Determining initial conditions for nonlinear hyperbolic equations with time dimensional reduction and the Carleman contraction
Trong D. Dang, Loc H. Nguyen, Huong T. T. Vu
TL;DR
This work tackles the inverse problem of determining the initial condition $g(\boldsymbol{x})$ for a nonlinear, nonlocal hyperbolic equation by introducing a time dimensional reduction: the solution is approximated as $u(\boldsymbol{x},t)\approx\sum_{n=1}^N u_n(\boldsymbol{x})\Psi_n(t)$ with a polynomial-exponential basis $\{\Psi_n\}$, producing a $d$-dimensional quasi-linear elliptic system for $U=(u_1,\ldots,u_N)^T$. A Carleman-weighted contraction mapping $\Phi_{\lambda,\beta,\epsilon}$ is then constructed to solve this elliptic system globally, leveraging a Carleman estimate to guarantee convergence without requiring a good initial guess.
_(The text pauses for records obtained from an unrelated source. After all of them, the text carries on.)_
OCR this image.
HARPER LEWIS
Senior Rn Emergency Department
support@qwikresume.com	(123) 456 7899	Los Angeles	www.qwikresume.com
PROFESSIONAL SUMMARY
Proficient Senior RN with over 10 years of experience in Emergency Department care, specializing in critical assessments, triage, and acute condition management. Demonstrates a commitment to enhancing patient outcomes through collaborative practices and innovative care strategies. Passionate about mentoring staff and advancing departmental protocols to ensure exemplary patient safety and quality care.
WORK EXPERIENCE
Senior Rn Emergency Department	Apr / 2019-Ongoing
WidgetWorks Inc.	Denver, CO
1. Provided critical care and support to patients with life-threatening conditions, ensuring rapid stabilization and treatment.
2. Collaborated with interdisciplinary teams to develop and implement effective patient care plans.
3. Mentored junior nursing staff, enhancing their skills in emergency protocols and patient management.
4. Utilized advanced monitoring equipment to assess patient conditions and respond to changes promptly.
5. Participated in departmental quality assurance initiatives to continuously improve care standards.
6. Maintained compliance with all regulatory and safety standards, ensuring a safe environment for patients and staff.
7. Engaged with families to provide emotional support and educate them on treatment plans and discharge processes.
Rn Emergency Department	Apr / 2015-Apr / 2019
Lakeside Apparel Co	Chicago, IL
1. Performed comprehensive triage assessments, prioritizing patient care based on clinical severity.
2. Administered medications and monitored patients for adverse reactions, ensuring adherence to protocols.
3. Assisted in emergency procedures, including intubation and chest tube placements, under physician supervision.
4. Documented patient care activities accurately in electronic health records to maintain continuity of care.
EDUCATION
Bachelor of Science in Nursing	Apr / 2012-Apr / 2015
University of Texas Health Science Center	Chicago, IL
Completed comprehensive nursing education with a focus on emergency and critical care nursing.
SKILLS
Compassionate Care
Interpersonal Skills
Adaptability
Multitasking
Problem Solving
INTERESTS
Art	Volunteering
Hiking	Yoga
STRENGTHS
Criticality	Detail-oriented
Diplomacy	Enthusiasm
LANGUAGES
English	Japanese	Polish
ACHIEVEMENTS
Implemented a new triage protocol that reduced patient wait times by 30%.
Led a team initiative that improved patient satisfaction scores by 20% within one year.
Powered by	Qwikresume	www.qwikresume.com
Under Lipschitz conditions on the nonlinearity, the method yields a unique fixed point and a stability estimate that degrades gracefully with measurement noise. Numerical experiments in $2+1$ dimensions demonstrate accurate reconstructions of $g$ from boundary data with substantial speedups compared to traditional approaches, validating the approach for inverse source problems in thermo/photo-acoustic tomography and related settings.
Abstract
This paper aims to determine the initial conditions for quasi-linear hyperbolic equations that include nonlocal elements. We suggest a method where we approximate the solution of the hyperbolic equation by truncating its Fourier series in the time domain with a polynomial-exponential basis. This truncation effectively removes the time variable, transforming the problem into a system of quasi-linear elliptic equations. We refer to this technique as the "time dimensional reduction method." To numerically solve this system comprehensively without the need for an accurate initial estimate, we used the newly developed Carleman contraction principle. We show the efficiency of our method through various numerical examples. The time dimensional reduction method stands out not only for its precise solutions but also for its remarkable speed in computation.